Recession, housing crisis pose major challenges for accurate census count
The nation’s census chief said Tuesday that the housing crisis, economic recession and waves of new immigrants pose enormous challenges that could make an accurate 2010 count more difficult and expensive in California and elsewhere than a decade ago.
Robert Groves, U.S. Census Bureau director, said widespread housing foreclosures have displaced many people, making them harder and more expensive to count. Increased immigration has heightened the challenge of reaching people in their own language -- a task more complex in Los Angeles than nearly anywhere else in the nation.
At the same time, the recession has prompted major reductions in state and local funding for census outreach, Groves said at a breakfast meeting in Los Angeles.
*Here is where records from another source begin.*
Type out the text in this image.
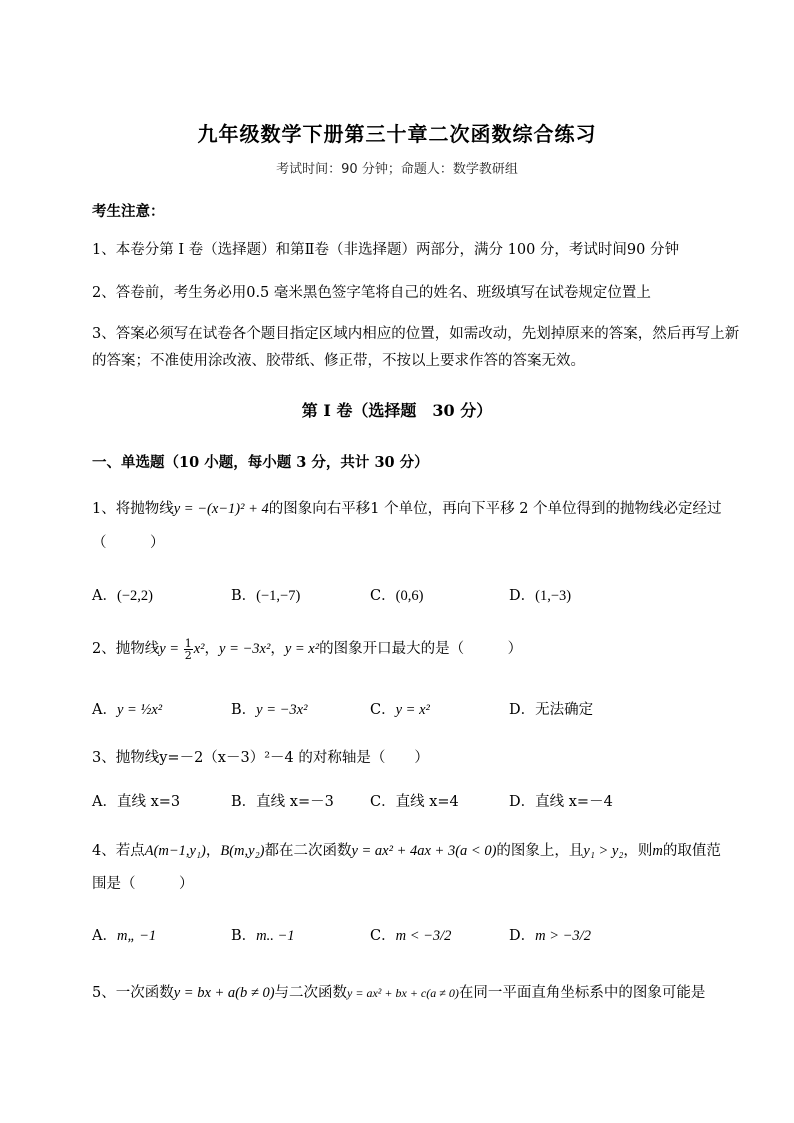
九年级数学下册第三十章二次函数综合练习
考试时间：90 分钟；命题人：数学教研组
考生注意：
1、本卷分第 I 卷（选择题）和第Ⅱ卷（非选择题）两部分，满分 100 分，考试时间90 分钟
2、答卷前，考生务必用0.5 毫米黑色签字笔将自己的姓名、班级填写在试卷规定位置上
3、答案必须写在试卷各个题目指定区域内相应的位置，如需改动，先划掉原来的答案，然后再写上新的答案；不准使用涂改液、胶带纸、修正带，不按以上要求作答的答案无效。
第 I 卷（选择题　30 分）
一、单选题（10 小题，每小题 3 分，共计 30 分）
1、将抛物线y = −(x−1)² + 4的图象向右平移1 个单位，再向下平移 2 个单位得到的抛物线必定经过
（　　　）
A．(−2,2)	B．(−1,−7)	C．(0,6)	D．(1,−3)
2、抛物线$y = \frac{1}{2} x^2$，y = −3x²，y = x²的图象开口最大的是（　　　）
A．y = ½x²	B．y = −3x²	C．y = x²	D．无法确定
3、抛物线y=－2（x－3）²－4 的对称轴是（　　）
A．直线 x=3	B．直线 x=－3 C．直线 x=4	D．直线 x=－4
4、若点A(m−1,y₁)，B(m,y₂)都在二次函数y = ax² + 4ax + 3(a < 0)的图象上，且y₁ > y₂，则m的取值范
围是（　　　）
A．m„ −1	B．m.. −1	C．m < −3/2	D．m > −3/2
5、一次函数y = bx + a(b ≠ 0)与二次函数y = ax² + bx + c(a ≠ 0)在同一平面直角坐标系中的图象可能是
California has cut its census funding to $2 million from $24.7 million a decade earlier, and a Pew Charitable Trusts study released this week found that L.A. funding has also plunged.But the census director outlined several new initiatives to combat the problems as officials prepare to launch the count next April. They include a fivefold increase in local outreach staff, financed by an overall federal funding hike to $14.7 billion, more than double the $6.2 billion spent on the last census.
In addition, private foundations such as the California Community Foundation and the California Endowment have kicked in census funds.
Census officials also plan an extensive effort to reach out to immigrants and minorities, who traditionally have been undercounted. The 2010 census will debut a Spanish-English bilingual ballot for more than 13 million households, along with census forms in six languages and advertising in 59 languages.
The Census design itself should also promote better response, Groves said. The bureau has jettisoned the long form and will send out only the short questionnaire, which yields response rates 8 to 10% higher, he said. And a replacement form will be mailed to households that do not respond the first time to give them a second chance to be counted.
“Will it work? We don’t know,” Groves said. “The frightening thing about the census is you only ... have one shot every 10 years.But, he added, “Our aspirations are this is the best census in U.S. history.”